The former “King of Queens” star chuckled. “I got to tell you —  I don’t think I have recovered yet!”

However, James, who also co-wrote the script for the “Blart” sequel, added that heading to the gambling mecca “was a nice change for us. It was a great platform. We needed to raise the stakes in this movie. It was cool.”

The actor/comedian and his production team also had to do a bit of selling in order to convince the owner of a  famous Las Vegas hotel and casino it would be OK for them to film there.

The owner in question was Steve Wynn and the property was his iconic Wynn resort. James said, “[Steve Wynn] had never before allowed to put a movie in his hotel before. The reason was pretty simple. He didn’t want to do it, because the content of some of the movies that were made in Vegas previously weren’t what he wanted to have made in his hotel. So he never was looking forward to doing anything like that in his property.”

Yet, James & Company got lucky when they learned Wynn loved the first “Paul Blart” film.

“He told us, ‘If you can do a family movie here — a film where parents will be comfortable about bringing their kids [to see it], then go for it!’ . . . We got his blessing because he realized that is what we’re all about, making family-friendly comedies,” said James.

There is a lot of physical comedy in the movie — even more so than in the first one — so it seemed likely James might have suffered more than a fair share of bumps and bruises.

“Every time we write these [movies], I get carried away,” James said. “They keep getting bigger and more physical and more funny — never thinking to myself, ‘Hey Kevin! There’s going to come a day when you’re going to have to shoot this, and you’re going to actually have to do this stuff!’

“So that was a little scary,” added James, but he also said, “It was definitely worth the pain when we saw the final product. Plus, my fans look for me to deliver physical comedy, and I didn’t want to disappoint them.”

For the entertainer and filmmaker, the overall concept of both “Paul Blart” films comes from the same germ of an idea: “I would spot these guys. I would see them — and not just mall cops — but auxiliary cops, security guards and anyone else who is in a position of authority without lethal weapons, expected to handle all kinds of crazy situations and scenarios.”

James said he has always been impressed by what those individuals have to tackle, given “they possibly do not have the skill set nor training for some of those jobs — they are just thrown in to it and told, ‘Do it!’

“It struck me that it’s got to be difficult for those guys on many occasions to have to jump in and take control. I often would think to myself, ‘How do these guys do it?’ They do everything from returning a lost child to their mother in a mall, to breaking up some pretty nasty and ugly fights and brawls that seem to be breaking out more and more in malls these days. It must often be crazy for those people.

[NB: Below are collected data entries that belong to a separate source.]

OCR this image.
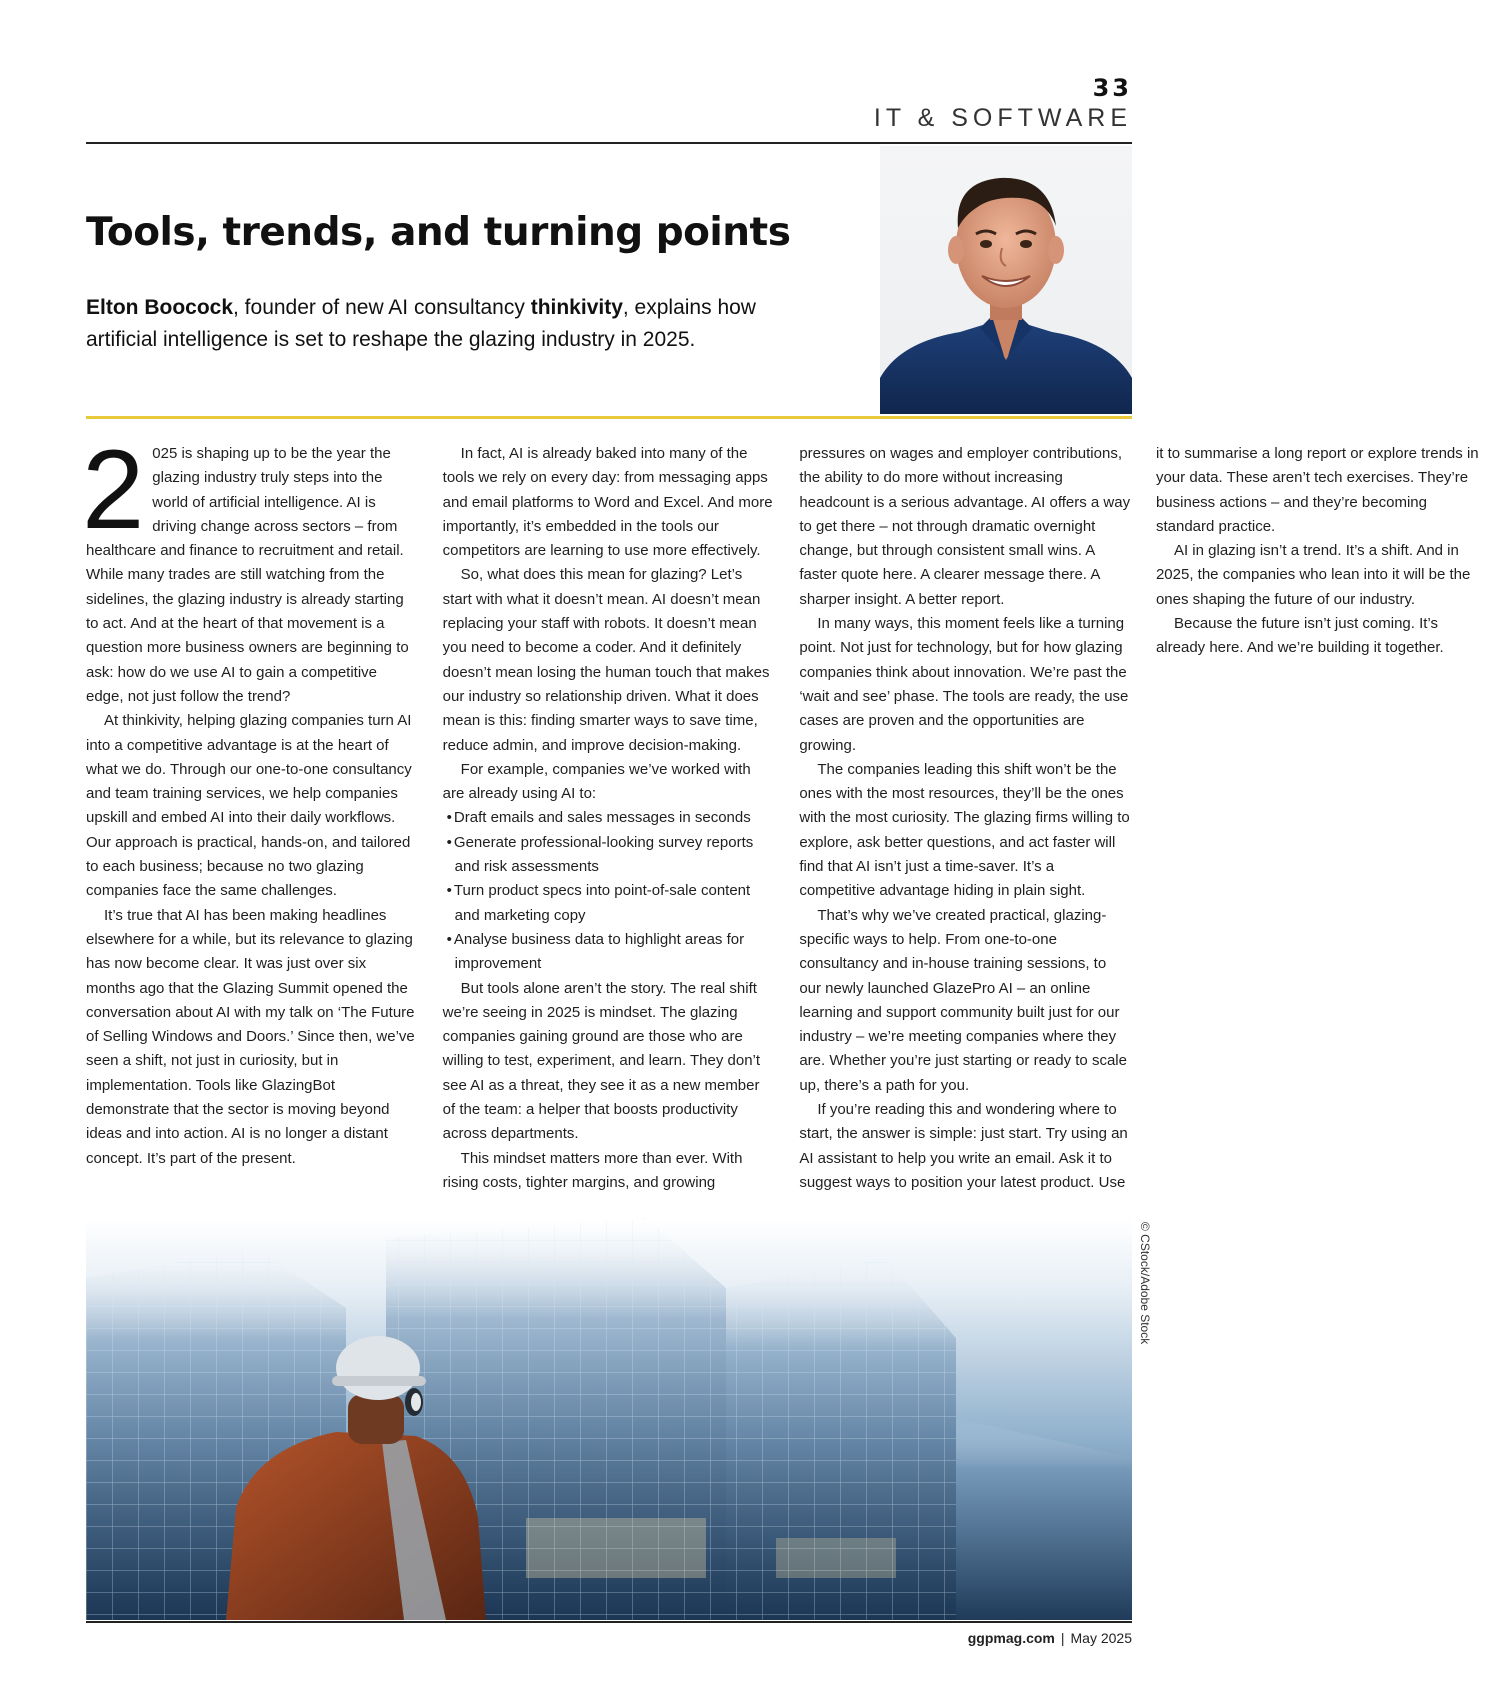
33
IT & SOFTWARE
Tools, trends, and turning points
Elton Boocock, founder of new AI consultancy thinkivity, explains how artificial intelligence is set to reshape the glazing industry in 2025.

2 025 is shaping up to be the year the glazing industry truly steps into the world of artificial intelligence. AI is driving change across sectors – from healthcare and finance to recruitment and retail. While many trades are still watching from the sidelines, the glazing industry is already starting to act. And at the heart of that movement is a question more business owners are beginning to ask: how do we use AI to gain a competitive edge, not just follow the trend?

At thinkivity, helping glazing companies turn AI into a competitive advantage is at the heart of what we do. Through our one-to-one consultancy and team training services, we help companies upskill and embed AI into their daily workflows. Our approach is practical, hands-on, and tailored to each business; because no two glazing companies face the same challenges.

It’s true that AI has been making headlines elsewhere for a while, but its relevance to glazing has now become clear. It was just over six months ago that the Glazing Summit opened the conversation about AI with my talk on ‘The Future of Selling Windows and Doors.’ Since then, we’ve seen a shift, not just in curiosity, but in implementation. Tools like GlazingBot demonstrate that the sector is moving beyond ideas and into action. AI is no longer a distant concept. It’s part of the present.

In fact, AI is already baked into many of the tools we rely on every day: from messaging apps and email platforms to Word and Excel. And more importantly, it’s embedded in the tools our competitors are learning to use more effectively.

So, what does this mean for glazing? Let’s start with what it doesn’t mean. AI doesn’t mean replacing your staff with robots. It doesn’t mean you need to become a coder. And it definitely doesn’t mean losing the human touch that makes our industry so relationship driven. What it does mean is this: finding smarter ways to save time, reduce admin, and improve decision-making.

For example, companies we’ve worked with are already using AI to:

• Draft emails and sales messages in seconds
• Generate professional-looking survey reports and risk assessments
• Turn product specs into point-of-sale content and marketing copy
• Analyse business data to highlight areas for improvement

But tools alone aren’t the story. The real shift we’re seeing in 2025 is mindset. The glazing companies gaining ground are those who are willing to test, experiment, and learn. They don’t see AI as a threat, they see it as a new member of the team: a helper that boosts productivity across departments.

This mindset matters more than ever. With rising costs, tighter margins, and growing pressures on wages and employer contributions, the ability to do more without increasing headcount is a serious advantage. AI offers a way to get there – not through dramatic overnight change, but through consistent small wins. A faster quote here. A clearer message there. A sharper insight. A better report.

In many ways, this moment feels like a turning point. Not just for technology, but for how glazing companies think about innovation. We’re past the ‘wait and see’ phase. The tools are ready, the use cases are proven and the opportunities are growing.

The companies leading this shift won’t be the ones with the most resources, they’ll be the ones with the most curiosity. The glazing firms willing to explore, ask better questions, and act faster will find that AI isn’t just a time-saver. It’s a competitive advantage hiding in plain sight.

That’s why we’ve created practical, glazing-specific ways to help. From one-to-one consultancy and in-house training sessions, to our newly launched GlazePro AI – an online learning and support community built just for our industry – we’re meeting companies where they are. Whether you’re just starting or ready to scale up, there’s a path for you.

If you’re reading this and wondering where to start, the answer is simple: just start. Try using an AI assistant to help you write an email. Ask it to suggest ways to position your latest product. Use it to summarise a long report or explore trends in your data. These aren’t tech exercises. They’re business actions – and they’re becoming standard practice.

AI in glazing isn’t a trend. It’s a shift. And in 2025, the companies who lean into it will be the ones shaping the future of our industry.

Because the future isn’t just coming. It’s already here. And we’re building it together.

© CStock/Adobe Stock
ggpmag.com | May 2025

“We just wanted to honor them in a way.”

Since “Paul Blart: Mall Cop 2” was set in Vegas, one had to ask James if he’s lucky at those ever-present gaming tables.

“Let me tell you. I remember the first time I ever did standup there. When you do comedy in Vegas, you usually work a week at a time. Now, I had never really gambled before, and when I got there I was like a wild kid. I was so excited about it.

“Unfortunately, I literally lost all my first week’s pay on the first night I was there. But that was the lesson I needed to learn. Because I was working for free for the rest of the week, and I went home with no money. I said to myself, ‘You cannot do this again.’ And I really have never gambled again after that.”